Embryos of HFD dams at E14 exhibited an increase in the development of neuronal precursor cell phenotype compared with embryos of BD dams (n = 4–6/diet group). This is demonstrated by single-labeling immunofluorescence, which revealed the following in the HFD versus BD embryos: an increased density (*p < 0.05) in the HFD embryos of Dcx⁺ neurons in the ventral neuroepithelial lobe (VL) of the third ventricle (3v) and surrounding hypothalamic (HYP) area (left) [this is illustrated to the right by photomicrographs of Dcx⁺ neurons (green) that are considerably more dense in the HYP while still evident in the VL of HFD embryos but not BD embryos (scale bar: 200 μm)] (A); and an increased density (*p < 0.05) of TuJ1⁺ neuronal precursor cells in the VL and HYP (left), as illustrated to the right by photomicrographs of TuJ1⁺ cells (red) in these areas surrounding the 3v (scale bar: 100 μm) (B).
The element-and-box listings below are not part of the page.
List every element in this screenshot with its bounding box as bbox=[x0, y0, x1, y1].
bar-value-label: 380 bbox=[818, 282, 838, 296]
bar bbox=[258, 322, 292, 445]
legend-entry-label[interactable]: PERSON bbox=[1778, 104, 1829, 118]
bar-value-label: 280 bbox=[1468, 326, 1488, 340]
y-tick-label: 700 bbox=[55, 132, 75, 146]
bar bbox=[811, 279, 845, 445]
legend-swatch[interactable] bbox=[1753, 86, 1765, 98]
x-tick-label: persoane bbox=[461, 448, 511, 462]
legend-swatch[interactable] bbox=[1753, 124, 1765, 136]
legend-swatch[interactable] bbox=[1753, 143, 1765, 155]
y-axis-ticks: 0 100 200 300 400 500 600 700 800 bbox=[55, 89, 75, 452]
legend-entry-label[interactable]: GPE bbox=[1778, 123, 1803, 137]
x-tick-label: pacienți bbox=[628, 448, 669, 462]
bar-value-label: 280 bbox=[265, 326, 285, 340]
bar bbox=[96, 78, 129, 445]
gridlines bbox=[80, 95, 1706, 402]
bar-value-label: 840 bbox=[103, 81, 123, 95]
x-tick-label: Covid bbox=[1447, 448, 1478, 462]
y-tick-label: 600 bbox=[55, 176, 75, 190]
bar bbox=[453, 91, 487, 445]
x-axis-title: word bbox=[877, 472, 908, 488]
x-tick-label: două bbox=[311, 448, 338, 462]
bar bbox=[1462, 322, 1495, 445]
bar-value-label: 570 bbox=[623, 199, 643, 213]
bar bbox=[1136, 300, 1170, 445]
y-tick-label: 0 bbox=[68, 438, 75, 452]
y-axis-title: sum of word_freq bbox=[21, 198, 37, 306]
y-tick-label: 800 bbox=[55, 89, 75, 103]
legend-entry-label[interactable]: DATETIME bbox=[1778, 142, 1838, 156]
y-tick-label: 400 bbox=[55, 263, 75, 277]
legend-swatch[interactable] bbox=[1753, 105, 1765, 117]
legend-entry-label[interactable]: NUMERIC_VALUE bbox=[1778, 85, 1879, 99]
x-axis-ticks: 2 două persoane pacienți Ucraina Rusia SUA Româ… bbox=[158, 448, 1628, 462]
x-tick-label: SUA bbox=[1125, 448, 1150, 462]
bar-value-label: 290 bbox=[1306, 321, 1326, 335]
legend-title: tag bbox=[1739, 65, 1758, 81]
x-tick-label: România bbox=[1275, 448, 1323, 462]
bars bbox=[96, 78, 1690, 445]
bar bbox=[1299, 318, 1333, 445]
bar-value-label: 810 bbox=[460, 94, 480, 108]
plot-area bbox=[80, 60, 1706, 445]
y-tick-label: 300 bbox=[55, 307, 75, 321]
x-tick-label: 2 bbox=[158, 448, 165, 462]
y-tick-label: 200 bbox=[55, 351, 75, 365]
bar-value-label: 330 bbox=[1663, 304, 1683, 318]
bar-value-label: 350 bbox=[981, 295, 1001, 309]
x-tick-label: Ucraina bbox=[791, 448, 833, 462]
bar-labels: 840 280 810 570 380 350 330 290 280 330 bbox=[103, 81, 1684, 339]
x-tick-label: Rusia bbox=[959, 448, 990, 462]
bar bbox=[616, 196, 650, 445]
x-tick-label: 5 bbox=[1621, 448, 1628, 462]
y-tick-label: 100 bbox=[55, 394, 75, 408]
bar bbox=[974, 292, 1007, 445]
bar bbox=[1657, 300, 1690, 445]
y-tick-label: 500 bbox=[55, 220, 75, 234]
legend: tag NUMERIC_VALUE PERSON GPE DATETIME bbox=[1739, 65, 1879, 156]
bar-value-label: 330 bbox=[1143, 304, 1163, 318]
C, Analyses of serum from pregnant dams (E14–E18) and newborn offspring (P0) revealed significantly elevated (*p < 0.01) circulating levels of triglycerides and NEFA. Data are mean ± SEM.

Figure 10.

This diagram provides a schematic representation of the effects that prenatal HFD exposure has on circulating lipids, neuronal proliferation, differentiation, and migration, peptide gene expression in the PVN and PFLH, and the physiological and behavioral phenotype of the male offspring after weaning through adolescence. 3v, Third ventricle; AH, anterior hypothalamus; IL, inferior neuroepithelial lobule; PH, posterior hypothalamus.